Oxygen consumption and release of markers of liver viability during the prolonged NMP procedure. (A) Oxygen delivery (DO₂) was stable throughout the perfusion procedure (p = 0.873), while oxygen consumption (VO₂), after an intial decrease from 0 to 2 h of perfusion, remained then stable; Two-way repeated measures ANOVA, Tukey’s post hoc test. (B) Lactate concentration decreased over time in both study groups (p < 0.001 vs time; p = 0.683 vs 4 h), despite 7.99 mmol/h lactate were continuously infused; Two-way repeated measures ANOVA, Tukey’s post hoc test. (C) and (D) Release of biomarkers of liver cell viability during NMP. Caspase cleaved cytokeratin 18 (CK18) and adenylate kinase (AK) were assessed in perfusate samples. One-way repeated measures ANOVA, Tukey’s post hoc test; p value vs Wash-out (W) ***p < 0.001, *p < 0.05; p value vs 1 h ^§§§p < 0.001, ^§§p < 0.01; p value vs 4 h ^###p < 0.001; p value vs 8 h ^°°°p < 0.001.

Figure 2

Histopathology analyses of the liver tissue at the end of prolonged NMP. (A) Representative of Hematoxylin and eosin (H&E—magnification 500x), Ki67 antigen (magnification 200x), PAS (magnification 50x) and TUNEL (magnification 50×) stain. (B) Graphical representation of Suzuki’s histological score and (C) Ki67 positive cells. Data are expressed as mean ± SEM.

Figure 3

Markers of oxidative stress during prolonged NMP. (A) An increased concentration of 8-hydroxydeoxyguanosine (8-OHdG) was observed in wash-out (W) samples, reflecting the oxidative stress suffered during liver procurement and cold storage; One-way repeated measures ANOVA, Tukey’s post hoc test; p value vs Wash-out (W): **p < 0.01. (B) Malondialdehyde (MDA) was measured to assess oxidative stress-dependent lipid peroxidation in snap-frozen liver biopsies; One-way ANOVA. (C) NAD+/NADH content in liver biopsies; One-way ANOVA, Tukey’s post hoc test; p value vs native: *p < 0.05; ***p < 0.001.

Figure 4

Cell metabolism and energy charge in livers subjected to prolonged NMP. (A) ATP content in liver tissue biopsies.
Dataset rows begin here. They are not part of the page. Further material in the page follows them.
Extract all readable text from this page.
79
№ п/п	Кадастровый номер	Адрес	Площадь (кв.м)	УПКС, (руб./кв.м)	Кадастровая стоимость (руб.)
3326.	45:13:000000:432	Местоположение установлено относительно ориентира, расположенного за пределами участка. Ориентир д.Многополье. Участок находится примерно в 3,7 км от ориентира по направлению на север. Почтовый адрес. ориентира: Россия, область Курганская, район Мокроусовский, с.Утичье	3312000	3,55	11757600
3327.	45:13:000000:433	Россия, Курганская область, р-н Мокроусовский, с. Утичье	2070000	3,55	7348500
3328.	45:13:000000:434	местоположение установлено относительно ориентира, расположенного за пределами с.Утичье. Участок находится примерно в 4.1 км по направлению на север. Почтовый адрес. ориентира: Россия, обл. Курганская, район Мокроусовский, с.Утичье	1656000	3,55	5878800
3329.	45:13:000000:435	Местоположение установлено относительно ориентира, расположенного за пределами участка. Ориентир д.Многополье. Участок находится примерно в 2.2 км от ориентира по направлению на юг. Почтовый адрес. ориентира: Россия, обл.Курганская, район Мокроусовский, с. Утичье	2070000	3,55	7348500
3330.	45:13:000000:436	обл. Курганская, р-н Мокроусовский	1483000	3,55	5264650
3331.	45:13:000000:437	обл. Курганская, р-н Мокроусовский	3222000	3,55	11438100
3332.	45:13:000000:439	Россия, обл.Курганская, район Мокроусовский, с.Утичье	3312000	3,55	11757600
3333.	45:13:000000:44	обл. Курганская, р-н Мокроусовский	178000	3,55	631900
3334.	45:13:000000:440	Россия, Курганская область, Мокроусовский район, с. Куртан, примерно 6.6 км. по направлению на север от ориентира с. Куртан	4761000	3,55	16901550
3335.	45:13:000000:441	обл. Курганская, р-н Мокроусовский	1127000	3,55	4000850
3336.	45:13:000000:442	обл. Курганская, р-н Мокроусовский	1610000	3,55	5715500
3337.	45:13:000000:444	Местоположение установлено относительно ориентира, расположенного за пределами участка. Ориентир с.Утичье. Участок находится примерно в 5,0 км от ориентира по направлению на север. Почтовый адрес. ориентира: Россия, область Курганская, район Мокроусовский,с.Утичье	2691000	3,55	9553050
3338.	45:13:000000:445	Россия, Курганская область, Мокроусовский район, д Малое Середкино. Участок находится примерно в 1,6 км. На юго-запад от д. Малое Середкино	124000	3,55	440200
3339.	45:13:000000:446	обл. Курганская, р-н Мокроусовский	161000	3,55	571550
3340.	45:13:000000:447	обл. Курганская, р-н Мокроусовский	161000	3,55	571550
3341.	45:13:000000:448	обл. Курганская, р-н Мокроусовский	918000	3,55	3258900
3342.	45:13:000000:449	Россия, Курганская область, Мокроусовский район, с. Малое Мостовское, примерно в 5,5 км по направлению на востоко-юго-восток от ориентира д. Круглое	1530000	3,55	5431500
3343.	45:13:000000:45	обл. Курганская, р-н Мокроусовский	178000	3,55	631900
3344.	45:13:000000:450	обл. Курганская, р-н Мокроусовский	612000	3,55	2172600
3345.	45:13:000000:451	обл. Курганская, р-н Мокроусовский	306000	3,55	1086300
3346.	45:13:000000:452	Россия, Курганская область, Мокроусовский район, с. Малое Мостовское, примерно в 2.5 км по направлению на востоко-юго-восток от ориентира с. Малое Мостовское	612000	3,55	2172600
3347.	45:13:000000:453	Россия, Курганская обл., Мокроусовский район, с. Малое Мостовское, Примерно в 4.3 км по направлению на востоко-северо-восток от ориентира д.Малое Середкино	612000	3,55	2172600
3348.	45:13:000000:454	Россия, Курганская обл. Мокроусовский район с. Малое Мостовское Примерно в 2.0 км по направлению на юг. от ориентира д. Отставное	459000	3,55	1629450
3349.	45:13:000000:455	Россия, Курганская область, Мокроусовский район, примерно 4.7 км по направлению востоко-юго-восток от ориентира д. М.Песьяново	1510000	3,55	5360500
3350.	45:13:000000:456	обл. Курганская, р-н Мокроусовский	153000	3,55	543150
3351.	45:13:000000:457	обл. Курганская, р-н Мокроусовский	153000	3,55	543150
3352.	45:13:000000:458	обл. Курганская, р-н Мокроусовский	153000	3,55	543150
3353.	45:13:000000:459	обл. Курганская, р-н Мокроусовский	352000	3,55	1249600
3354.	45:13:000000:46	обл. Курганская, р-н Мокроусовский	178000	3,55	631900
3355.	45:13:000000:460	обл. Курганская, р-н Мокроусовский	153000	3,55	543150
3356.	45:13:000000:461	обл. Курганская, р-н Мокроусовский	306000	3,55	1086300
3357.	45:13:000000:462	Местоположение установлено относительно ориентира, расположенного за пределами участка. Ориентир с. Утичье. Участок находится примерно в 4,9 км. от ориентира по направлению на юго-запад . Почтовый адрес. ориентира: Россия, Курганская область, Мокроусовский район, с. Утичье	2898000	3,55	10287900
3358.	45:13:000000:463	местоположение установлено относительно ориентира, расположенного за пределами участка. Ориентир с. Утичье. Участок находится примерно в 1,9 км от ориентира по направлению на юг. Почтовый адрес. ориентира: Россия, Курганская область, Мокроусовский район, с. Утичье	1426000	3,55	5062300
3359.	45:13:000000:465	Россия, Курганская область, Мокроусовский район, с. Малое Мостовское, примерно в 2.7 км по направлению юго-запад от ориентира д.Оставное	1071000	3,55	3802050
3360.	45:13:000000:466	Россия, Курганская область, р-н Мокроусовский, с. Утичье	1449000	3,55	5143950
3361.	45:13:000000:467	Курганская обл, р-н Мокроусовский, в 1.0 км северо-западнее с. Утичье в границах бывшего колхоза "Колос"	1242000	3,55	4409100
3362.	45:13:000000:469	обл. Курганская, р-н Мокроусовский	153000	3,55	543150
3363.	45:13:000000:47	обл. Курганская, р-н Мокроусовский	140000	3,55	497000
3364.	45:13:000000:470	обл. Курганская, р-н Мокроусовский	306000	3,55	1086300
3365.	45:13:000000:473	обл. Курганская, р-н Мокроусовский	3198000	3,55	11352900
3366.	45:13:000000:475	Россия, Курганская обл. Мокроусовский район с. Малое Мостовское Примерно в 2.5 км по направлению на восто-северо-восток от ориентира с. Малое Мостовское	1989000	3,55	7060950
Bars denote mean ± SEM; One-way ANOVA, Tukey’s post hoc test; p value vs native: *p < 0.05 NMR spectroscopy-based metabolomic analysis was performed to assess the concentration of specific metabolites in liver homogenates. (B) Top 18 significant metabolite heatmap illustrating individual sample metabolite concentration variation; Ward clustering algorithm, auto scaled concentration values between -2 and 2 (red—high, blue—low). (C) Energy metabolism-related metabolites lactate and glucose showed a reduced concentration in livers exposed to prolonged NMP. (D) UPD-glucuronate and UDP-glucose content was lower in perfused organs compared to native livers. (E) Acetate, citrate, and 3-hydroxybutyrate were induced by both short-term and prolonged NMP. (F) Oxalacetic acid, 1-methylnicotinamide, and taurine displayed increased concentrations in the NMP12h group. Bar plots illustrate mean ± SD; One-way ANOVA, Fisher’s post hoc test. White bar, white circles, native group; light grey bar, grey squares, NMP4h; black bar, grey squares, NMP12h. ****p < 0.0001, ***p < 0.001, **p < 0.01, *p < 0.05.

Figure 5

Schematic representation of the normothermic machine perfusion circuit. 1, thermal probe; 2, Bile duct tube; 3, portal vein cannula (portal flow 30 mL/min); 4, cava vein for perfusate drainage; (A) reservoir; (B) suction line used to remove perfusate; (C) inflow line to add fresh perfusate to the circuit (20 mL/h); (D) pump; (E) membrane oxygenator; (F) gas flow (50% O₂–5% CO₂ at a flow of 200 mL/min); G, bubble trap and heating coil with a stopcock for perfusate sampling.